Le RGPD impose que la responsabilité de chaque organisme impliqué dans le traitement de données personnelles soit clairement définie dans un accord, un contrat, ou tout autre acte juridique (RGPD, articles 26 et 28). Cependant au sein des syndicats, souvent éclatés en une multitude de structures, la responsabilité n’est pas toujours très claire.

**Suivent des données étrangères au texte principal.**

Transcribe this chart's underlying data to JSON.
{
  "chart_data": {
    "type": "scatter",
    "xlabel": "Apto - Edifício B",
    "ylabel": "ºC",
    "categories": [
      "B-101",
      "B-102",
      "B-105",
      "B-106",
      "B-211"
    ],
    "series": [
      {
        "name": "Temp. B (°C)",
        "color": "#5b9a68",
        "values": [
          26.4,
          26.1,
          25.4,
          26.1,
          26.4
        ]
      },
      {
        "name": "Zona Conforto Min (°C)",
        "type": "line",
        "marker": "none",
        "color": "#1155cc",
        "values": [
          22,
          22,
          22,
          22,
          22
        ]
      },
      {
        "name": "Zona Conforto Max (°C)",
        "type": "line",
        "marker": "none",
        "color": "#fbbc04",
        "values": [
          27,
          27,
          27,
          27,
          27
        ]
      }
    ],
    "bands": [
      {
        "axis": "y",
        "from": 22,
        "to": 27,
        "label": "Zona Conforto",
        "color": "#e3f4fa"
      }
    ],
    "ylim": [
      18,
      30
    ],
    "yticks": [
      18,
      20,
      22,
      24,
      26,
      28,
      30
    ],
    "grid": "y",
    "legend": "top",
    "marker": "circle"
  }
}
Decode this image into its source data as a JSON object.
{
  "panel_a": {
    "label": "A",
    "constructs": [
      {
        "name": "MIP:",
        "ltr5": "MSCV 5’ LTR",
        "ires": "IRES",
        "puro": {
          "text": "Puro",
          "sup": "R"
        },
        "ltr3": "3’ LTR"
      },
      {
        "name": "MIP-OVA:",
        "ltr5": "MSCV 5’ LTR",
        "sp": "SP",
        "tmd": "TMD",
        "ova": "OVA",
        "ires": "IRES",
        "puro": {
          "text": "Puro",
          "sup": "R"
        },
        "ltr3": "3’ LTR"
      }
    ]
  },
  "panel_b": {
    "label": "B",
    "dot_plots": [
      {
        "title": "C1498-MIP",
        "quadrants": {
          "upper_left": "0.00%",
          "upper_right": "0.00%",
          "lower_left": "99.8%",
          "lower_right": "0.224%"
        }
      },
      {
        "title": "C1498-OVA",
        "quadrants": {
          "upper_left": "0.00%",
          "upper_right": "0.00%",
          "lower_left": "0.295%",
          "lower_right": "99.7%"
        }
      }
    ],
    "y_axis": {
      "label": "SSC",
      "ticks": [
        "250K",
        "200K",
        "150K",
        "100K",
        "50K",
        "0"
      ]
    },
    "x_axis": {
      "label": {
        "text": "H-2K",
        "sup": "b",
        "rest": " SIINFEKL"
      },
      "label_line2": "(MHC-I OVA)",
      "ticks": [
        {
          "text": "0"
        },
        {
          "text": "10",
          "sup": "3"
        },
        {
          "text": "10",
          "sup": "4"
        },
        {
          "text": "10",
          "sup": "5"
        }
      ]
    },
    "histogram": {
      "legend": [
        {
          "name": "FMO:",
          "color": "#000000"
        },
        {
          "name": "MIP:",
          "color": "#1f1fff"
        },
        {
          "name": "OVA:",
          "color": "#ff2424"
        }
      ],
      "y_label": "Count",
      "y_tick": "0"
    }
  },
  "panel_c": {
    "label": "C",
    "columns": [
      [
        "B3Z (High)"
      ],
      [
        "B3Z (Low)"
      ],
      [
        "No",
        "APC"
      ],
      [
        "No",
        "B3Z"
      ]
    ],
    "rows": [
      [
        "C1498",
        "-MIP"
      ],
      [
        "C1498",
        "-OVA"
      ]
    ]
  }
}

En conclusion, la Cnil propose aux organisations syndicales de « mettre en place une analyse approfondie de la responsabilité du traitement des données des adhérents avant de formaliser dans des supports juridiques (statuts, conventions, chartes, contrats…) les responsabilités de chacune des entités (syndicats, unions locales, fédérations professionnelles, confédérations, etc.) » intervenant dans le traitement de ces données, depuis la collecte jusqu’à leur suppression.

Assurer l’information des adhérents du syndicat

Selon le constat de la Cnil, dans les syndicats, les adhérents sont, certes, informés du traitement qui est fait de leurs données, mais pas de manière assez claire. Sur les sites des organisations syndicales par exemple, les politiques de confidentialité sont ainsi diffusées, mais incomplètes ou bien leur contenu est un mélange d’informations légales peu accessible au lecteur.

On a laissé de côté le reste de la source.